---
title: "Logging - How to and best practices"
author: "Damien Martin"
date: "2024-10-17 12:00"
categories: [python, logging]
description: "Giving some of the best logging practices, and clarifying some of the logging confusion."
---

# Problem

Logging in Python is very flexible, but has some odd defaults that make it non-intuitive to use. 

The simplest example is the following code, which goes not print out anything:

In [1]:
import logging

logger = logging.getLogger(__name__)
logger.setLevel(logging.INFO)  # Should print at level logging.INFO and above

logger.info("Hello")

See? Nothing printed. 

We can try the following solution:

In [2]:
import logging

logger = logging.getLogger('example')
logger.setLevel(logging.INFO)
logger.info('one')   # nothing printed
logging.info('two')  # nothing printed
logger.info('three') # prints / logs "three"

INFO:example:three


Why is only three printed? We will see why after looking at the next example, which fixes these problems.

In [3]:
import logging

logging.basicConfig()
logger = logging.getLogger(__name__)
logger.setLevel(logging.DEBUG)  # Should print at level logging.DEBUG and above

logger.info("Hello")

INFO:__main__:Hello


The addition of `logging.basicConfig()` now allows you to set the level in a way that you expect! 

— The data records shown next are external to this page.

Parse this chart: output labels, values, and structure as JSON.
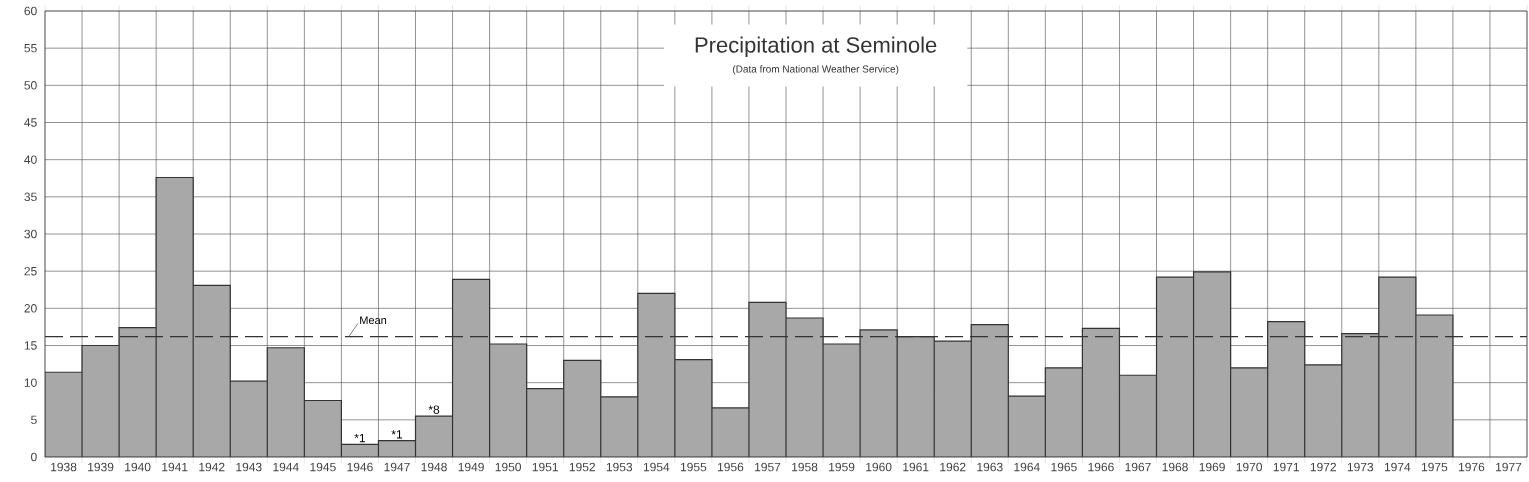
{
  "chart_data": {
    "type": "bar",
    "title": "Precipitation at Seminole",
    "subtitle": "(Data from National Weather Service)",
    "categories": [
      "1938",
      "1939",
      "1940",
      "1941",
      "1942",
      "1943",
      "1944",
      "1945",
      "1946",
      "1947",
      "1948",
      "1949",
      "1950",
      "1951",
      "1952",
      "1953",
      "1954",
      "1955",
      "1956",
      "1957",
      "1958",
      "1959",
      "1960",
      "1961",
      "1962",
      "1963",
      "1964",
      "1965",
      "1966",
      "1967",
      "1968",
      "1969",
      "1970",
      "1971",
      "1972",
      "1973",
      "1974",
      "1975",
      "1976",
      "1977"
    ],
    "values": [
      11.4,
      15.0,
      17.4,
      37.6,
      23.1,
      10.2,
      14.7,
      7.6,
      1.7,
      2.2,
      5.5,
      23.9,
      15.2,
      9.2,
      13.0,
      8.1,
      22.0,
      13.1,
      6.6,
      20.8,
      18.7,
      15.2,
      17.1,
      16.2,
      15.6,
      17.8,
      8.2,
      12.0,
      17.3,
      11.0,
      24.2,
      24.9,
      12.0,
      18.2,
      12.4,
      16.6,
      24.2,
      19.1,
      null,
      null
    ],
    "color": "#a8a8a8",
    "ylim": [
      0,
      60
    ],
    "yticks": [
      0,
      5,
      10,
      15,
      20,
      25,
      30,
      35,
      40,
      45,
      50,
      55,
      60
    ],
    "grid": true,
    "ref_lines": [
      {
        "axis": "y",
        "value": 16.2,
        "label": "Mean",
        "line_style": "dashed",
        "color": "#333333"
      }
    ],
    "annotations": [
      {
        "text": "*1",
        "x": "1946",
        "y": 1.7
      },
      {
        "text": "*1",
        "x": "1947",
        "y": 2.2
      },
      {
        "text": "*8",
        "x": "1948",
        "y": 5.5
      }
    ]
  }
}
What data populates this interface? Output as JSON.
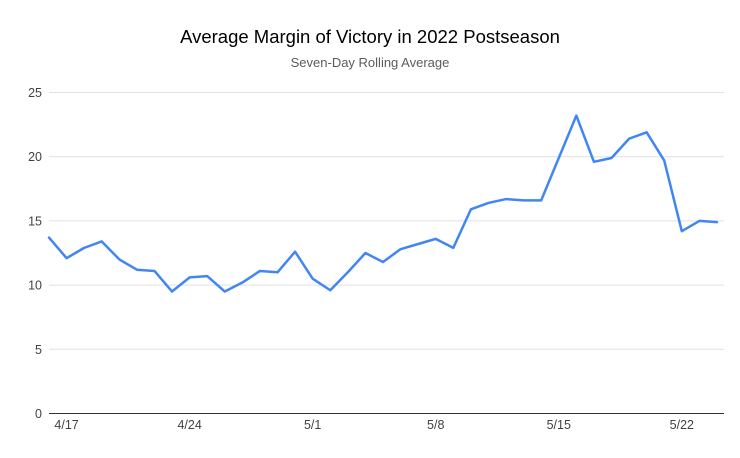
{
  "chart_data": {
    "type": "line",
    "title": "Average Margin of Victory in 2022 Postseason",
    "subtitle": "Seven-Day Rolling Average",
    "x": [
      "4/16",
      "4/17",
      "4/18",
      "4/19",
      "4/20",
      "4/21",
      "4/22",
      "4/23",
      "4/24",
      "4/25",
      "4/26",
      "4/27",
      "4/28",
      "4/29",
      "4/30",
      "5/1",
      "5/2",
      "5/3",
      "5/4",
      "5/5",
      "5/6",
      "5/7",
      "5/8",
      "5/9",
      "5/10",
      "5/11",
      "5/12",
      "5/13",
      "5/14",
      "5/15",
      "5/16",
      "5/17",
      "5/18",
      "5/19",
      "5/20",
      "5/21",
      "5/22",
      "5/23",
      "5/24"
    ],
    "values": [
      13.7,
      12.1,
      12.9,
      13.4,
      12.0,
      11.2,
      11.1,
      9.5,
      10.6,
      10.7,
      9.5,
      10.2,
      11.1,
      11.0,
      12.6,
      10.5,
      9.6,
      11.0,
      12.5,
      11.8,
      12.8,
      13.2,
      13.6,
      12.9,
      15.9,
      16.4,
      16.7,
      16.6,
      16.6,
      19.9,
      23.2,
      19.6,
      19.9,
      21.4,
      21.9,
      19.7,
      14.2,
      15.0,
      14.9
    ],
    "x_tick_labels": [
      "4/17",
      "4/24",
      "5/1",
      "5/8",
      "5/15",
      "5/22"
    ],
    "x_tick_indices": [
      1,
      8,
      15,
      22,
      29,
      36
    ],
    "y_ticks": [
      0,
      5,
      10,
      15,
      20,
      25
    ],
    "ylim": [
      0,
      25
    ],
    "grid": true,
    "legend_position": "none",
    "colors": {
      "line": "#4285f4",
      "grid": "#e0e0e0",
      "axis": "#333333",
      "tick_label": "#424242",
      "title": "#000000",
      "subtitle": "#5c5c5c",
      "background": "#ffffff"
    }
  }
}
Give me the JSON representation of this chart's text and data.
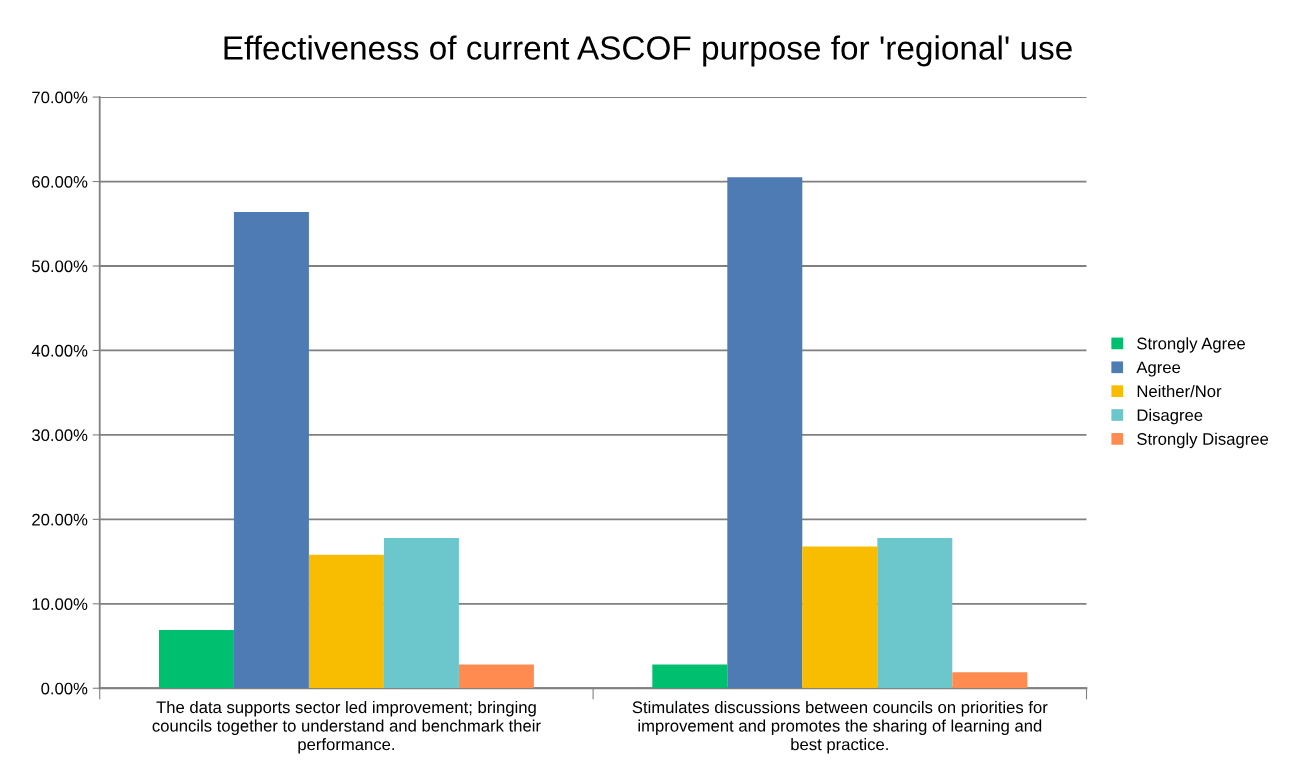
{
  "chart_data": {
    "type": "bar",
    "title": "Effectiveness of current ASCOF purpose for 'regional' use",
    "categories": [
      "The data supports sector led improvement; bringing councils together to understand and benchmark their performance.",
      "Stimulates discussions between councils on priorities for improvement and promotes the sharing of learning and best practice."
    ],
    "series": [
      {
        "name": "Strongly Agree",
        "color": "#00bf6f",
        "values": [
          6.9,
          2.8
        ]
      },
      {
        "name": "Agree",
        "color": "#4e7bb4",
        "values": [
          56.4,
          60.5
        ]
      },
      {
        "name": "Neither/Nor",
        "color": "#f8bd00",
        "values": [
          15.8,
          16.8
        ]
      },
      {
        "name": "Disagree",
        "color": "#6cc7cc",
        "values": [
          17.8,
          17.8
        ]
      },
      {
        "name": "Strongly Disagree",
        "color": "#ff8b51",
        "values": [
          2.8,
          1.9
        ]
      }
    ],
    "ylim": [
      0,
      70
    ],
    "yticks": [
      {
        "value": 0,
        "label": "0.00%"
      },
      {
        "value": 10,
        "label": "10.00%"
      },
      {
        "value": 20,
        "label": "20.00%"
      },
      {
        "value": 30,
        "label": "30.00%"
      },
      {
        "value": 40,
        "label": "40.00%"
      },
      {
        "value": 50,
        "label": "50.00%"
      },
      {
        "value": 60,
        "label": "60.00%"
      },
      {
        "value": 70,
        "label": "70.00%"
      }
    ],
    "grid": "y",
    "legend": "right"
  }
}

The problem is that python has a hierarchical system of handlers, and calling `logging.basicConfig()` affects the root handler. Logging messages start at the root hander, and it decides whether the logger you are defining even gets to see the message. In our previous example, where we tried to log `one`, `two`, and `three`, the call to `logging.info` implicitly called the `logging.basicConfig()`, which then affects the all loggers from here on out. This call is changing _the root logging handler_, something we will define later on.

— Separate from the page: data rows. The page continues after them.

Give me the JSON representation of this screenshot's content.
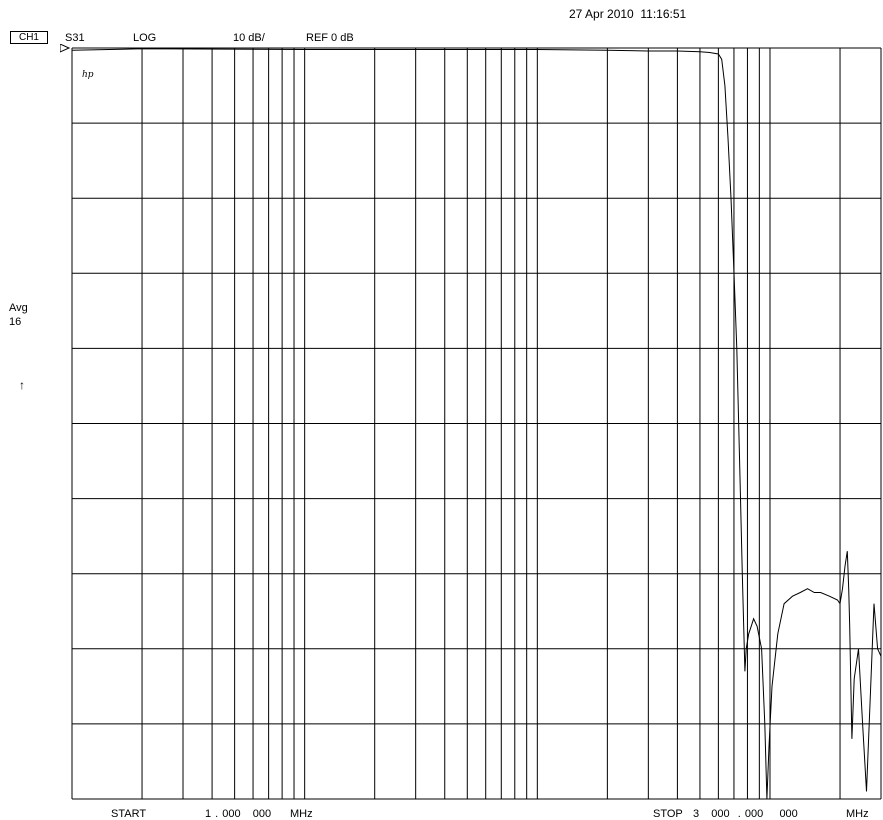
{
  "header": {
    "timestamp": "27 Apr 2010  11:16:51",
    "channel": "CH1",
    "parameter": "S31",
    "format": "LOG",
    "scale": "10 dB/",
    "reference": "REF 0 dB"
  },
  "side": {
    "avg_label": "Avg",
    "avg_count": "16",
    "arrow": "↑"
  },
  "footer": {
    "start_label": "START",
    "start_value": "1 . 000   000",
    "start_unit": "MHz",
    "stop_label": "STOP",
    "stop_value": "3   000  . 000    000",
    "stop_unit": "MHz"
  },
  "logo": "hp",
  "chart_data": {
    "type": "line",
    "x_scale": "log",
    "x_unit": "MHz",
    "y_unit": "dB",
    "xlim": [
      1,
      3000
    ],
    "ylim": [
      -100,
      0
    ],
    "grid": true,
    "series": [
      {
        "values": [
          [
            1,
            -0.3
          ],
          [
            2,
            -0.1
          ],
          [
            10,
            -0.2
          ],
          [
            50,
            -0.2
          ],
          [
            100,
            -0.2
          ],
          [
            200,
            -0.3
          ],
          [
            300,
            -0.4
          ],
          [
            400,
            -0.4
          ],
          [
            500,
            -0.5
          ],
          [
            550,
            -0.6
          ],
          [
            600,
            -0.8
          ],
          [
            620,
            -1.5
          ],
          [
            640,
            -5
          ],
          [
            660,
            -12
          ],
          [
            680,
            -20
          ],
          [
            700,
            -30
          ],
          [
            720,
            -40
          ],
          [
            740,
            -55
          ],
          [
            760,
            -70
          ],
          [
            780,
            -83
          ],
          [
            790,
            -80
          ],
          [
            810,
            -78
          ],
          [
            830,
            -77
          ],
          [
            850,
            -76
          ],
          [
            880,
            -77
          ],
          [
            920,
            -80
          ],
          [
            950,
            -90
          ],
          [
            970,
            -100
          ],
          [
            990,
            -93
          ],
          [
            1020,
            -85
          ],
          [
            1080,
            -78
          ],
          [
            1150,
            -74
          ],
          [
            1250,
            -73
          ],
          [
            1350,
            -72.5
          ],
          [
            1450,
            -72
          ],
          [
            1550,
            -72.5
          ],
          [
            1650,
            -72.5
          ],
          [
            1800,
            -73
          ],
          [
            1950,
            -73.5
          ],
          [
            2000,
            -74
          ],
          [
            2050,
            -72
          ],
          [
            2100,
            -69
          ],
          [
            2150,
            -67
          ],
          [
            2180,
            -72
          ],
          [
            2200,
            -77
          ],
          [
            2250,
            -92
          ],
          [
            2300,
            -84
          ],
          [
            2400,
            -80
          ],
          [
            2500,
            -90
          ],
          [
            2600,
            -99
          ],
          [
            2700,
            -86
          ],
          [
            2800,
            -74
          ],
          [
            2900,
            -80
          ],
          [
            3000,
            -81
          ]
        ]
      }
    ]
  }
}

To show that this is a change that persists, let's run the same code sample in the same kernel:

In [4]:
#| lst-cap: Same code as above, but now `logging.basicConfig()` has been called
import logging

logger = logging.getLogger('example')
logger.setLevel(logging.INFO)
logger.info('one')   # nothing printed
logging.info('two')  # nothing printed
logger.info('three') # prints / logs "three"

INFO:example:one
INFO:example:three


# Solutions in a hurry

## I just want something that works for simple apps

If you just want to get logging, the basic solution is 

1. Call `logging.basicConfig()` early. This means doing it before other modules!

The problems with this approach are:
1. The call to `logging.basicConfig()` affects the root logger, so all loggigng is affected. This causes noisy libraries to propogate their error messages.
2. The call to `logging.basicConfig()` is only processed once, so you have to make sure it isn't called by any of your imports. This also means that your import is going to fight with everyone else's. It isnt' a problem if you are all trying to set the level to DEBUG in the basic config.

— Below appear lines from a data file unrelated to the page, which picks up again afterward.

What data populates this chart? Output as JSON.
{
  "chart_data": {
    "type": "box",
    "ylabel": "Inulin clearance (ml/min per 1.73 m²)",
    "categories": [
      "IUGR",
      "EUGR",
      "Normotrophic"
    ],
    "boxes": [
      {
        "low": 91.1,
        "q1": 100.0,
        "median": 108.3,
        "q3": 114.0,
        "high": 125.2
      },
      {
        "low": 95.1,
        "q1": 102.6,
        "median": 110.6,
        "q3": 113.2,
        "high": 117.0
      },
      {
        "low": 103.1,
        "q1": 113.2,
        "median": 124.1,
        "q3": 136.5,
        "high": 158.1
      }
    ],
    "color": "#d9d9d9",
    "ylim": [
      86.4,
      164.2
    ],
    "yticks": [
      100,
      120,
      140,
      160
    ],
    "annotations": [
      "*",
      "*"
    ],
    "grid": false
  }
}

Calling `logging.basicConfig()` acts on the root logger, and because logging is handled in a hierarchy (with the root logger at the root), this can make it hard to reason about. There is only one root logger in your application, so you have to be aware of these side affects for not only everything you use, but everything you import.

This [stackoverflow answer](https://stackoverflow.com/questions/57115395/why-does-logger-info-only-appear-after-calling-logging-info/) discusses this in more detail.


## The better approach

A better approach is (from [mCoding's excellent overview](https://youtu.be/9L77QExPmI0?si=ie9vzv1tq4LR8xGR&t=163))

1. Create a logger for your own script
2. Leave propogation turned on to the root logger
3. Put all complicated things (filters, formatters, etc) all on the root logger, not in your custom logger
4. Use the logger you created, not the root logger, when logging messages. Your logger will propagate to the root logger, which will then use the filters and formatters to "do-the-right-thing" (TM).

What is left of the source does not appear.